Many farmer and environmentalist groups accuse Monsanto of attempting
to monopolize and colonize farming in the Third World. They worry that the
entry of trans-national corporations into India will lead to the monopolization
of the seed industry to the detriment of small Indian farmers. Already, about
10 companies worldwide hold 30 percent of the annual $23 billion commercial
seed trade, and genetically modified crops are virtually controlled by only four
companies: Monsanto, Switzerland's Syngenta, France's Aventis and the U.S.'s
DuPont, according to Research Foundation for Science, Technology and Ecology.

"If present trends are to continue, only a handful of companies will come to
possess control over the entire agricultural foundation of every society
within the next few years," says Afsar H. Jafri, of RFSTE.

Physicist and environmentalist Dr. Vandana Shiva is one of the leaders of
the burgeoning movement against genetically engineered crops in India.
Shiva, founder of RFSTE, has worked tirelessly to block Monsanto's biotech
expansion into India. She has traveled continuously around India's
countryside to build national awareness against the "scientific imperialism"
of agrochemical corporations. Last January, she and more than 100 farmer
groups sent a letter of protest to Finance Minister Yashwant Sinha, warning
of the dangers of letting agrochemical giants into India.

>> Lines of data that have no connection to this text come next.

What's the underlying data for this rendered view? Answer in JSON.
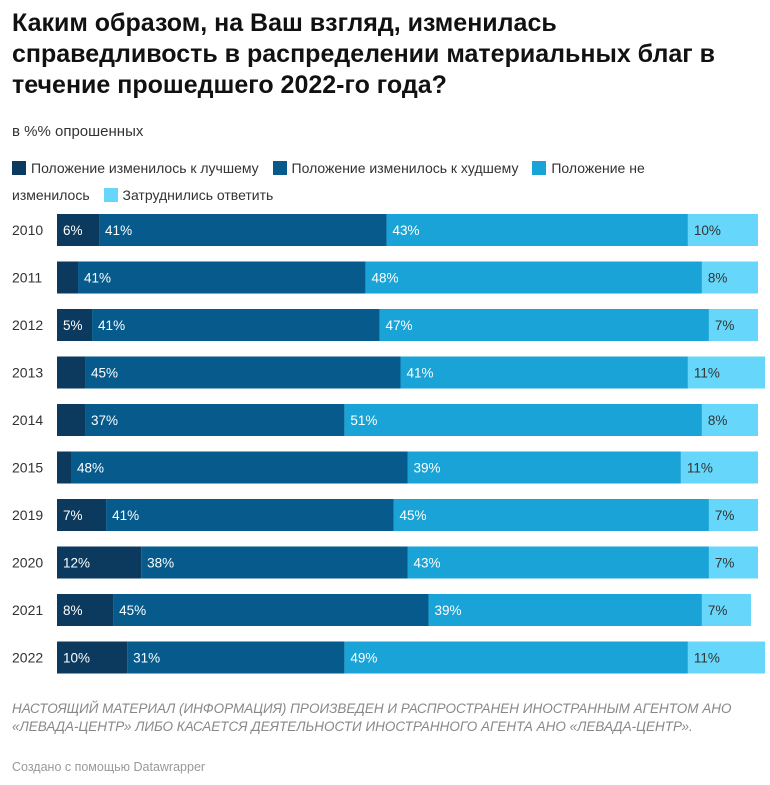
{
  "title": "Каким образом, на Ваш взгляд, изменилась справедливость в распределении материальных благ в течение прошедшего 2022-го года?",
  "subtitle": "в %% опрошенных",
  "footer": {
    "notice": "НАСТОЯЩИЙ МАТЕРИАЛ (ИНФОРМАЦИЯ) ПРОИЗВЕДЕН И РАСПРОСТРАНЕН ИНОСТРАННЫМ АГЕНТОМ АНО «ЛЕВАДА-ЦЕНТР» ЛИБО КАСАЕТСЯ ДЕЯТЕЛЬНОСТИ ИНОСТРАННОГО АГЕНТА АНО «ЛЕВАДА-ЦЕНТР».",
    "credit": "Создано с помощью Datawrapper"
  },
  "chart_data": {
    "type": "bar",
    "orientation": "horizontal",
    "stacked": true,
    "xlim": [
      0,
      100
    ],
    "grid": false,
    "legend_position": "top",
    "categories": [
      "2010",
      "2011",
      "2012",
      "2013",
      "2014",
      "2015",
      "2019",
      "2020",
      "2021",
      "2022"
    ],
    "series": [
      {
        "name": "Положение изменилось к лучшему",
        "color": "#0b3a5e",
        "values": [
          6,
          3,
          5,
          4,
          4,
          2,
          7,
          12,
          8,
          10
        ],
        "labels": [
          "6%",
          "",
          "5%",
          "",
          "",
          "",
          "7%",
          "12%",
          "8%",
          "10%"
        ],
        "label_color": "#ffffff"
      },
      {
        "name": "Положение изменилось к худшему",
        "color": "#065a8c",
        "values": [
          41,
          41,
          41,
          45,
          37,
          48,
          41,
          38,
          45,
          31
        ],
        "labels": [
          "41%",
          "41%",
          "41%",
          "45%",
          "37%",
          "48%",
          "41%",
          "38%",
          "45%",
          "31%"
        ],
        "label_color": "#ffffff"
      },
      {
        "name": "Положение не изменилось",
        "color": "#1aa3d6",
        "values": [
          43,
          48,
          47,
          41,
          51,
          39,
          45,
          43,
          39,
          49
        ],
        "labels": [
          "43%",
          "48%",
          "47%",
          "41%",
          "51%",
          "39%",
          "45%",
          "43%",
          "39%",
          "49%"
        ],
        "label_color": "#ffffff"
      },
      {
        "name": "Затруднились ответить",
        "color": "#66d7fa",
        "values": [
          10,
          8,
          7,
          11,
          8,
          11,
          7,
          7,
          7,
          11
        ],
        "labels": [
          "10%",
          "8%",
          "7%",
          "11%",
          "8%",
          "11%",
          "7%",
          "7%",
          "7%",
          "11%"
        ],
        "label_color": "#333333"
      }
    ]
  }
}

Shiva has a suit pending in India's Supreme Court challenging the legality
of Monsanto's Bt cotton field trials and seeking to ban the seed. The suit
alleges that Monsanto violated the terms and timing of its field trial
permit. Shiva says, the sole governmental agency able to rule in bio-safety
matters -- the Indian Environment and Forest Ministry's Genetic Engineering
Approval Committee (GEAC) -- was bypassed in the process of granting
Monsanto clearance. The GEAC did grant permission for the Monsanto trials
eventually -- but with "retrospective effect" two years later in July 2000.
Monsanto's India director, Ranjana Smetacek, did not respond to specific
concerns raised by activists saying only, "The 25-fold increase in the area
of cultivation of biotech crops -- from 4.2 million acres in 1996 to 109.2
million acres in 2000 -- in 13 countries across six continents speaks for
itself." Responding to questions about the controversy in India, Smetacek
denies wrongdoing.

India's seeds business holds considerable commercial potential. That is what
makes the country so attractive, Shiva says.

"It is the promise held out by the lucrative Indian market, therefore, that
appears to be inspiring trans-national gene giants to make a beeline for
India," she says.

But if Shiva and thousands of Indian farmers have their way, the
multinational gene-giants may soon be forced out.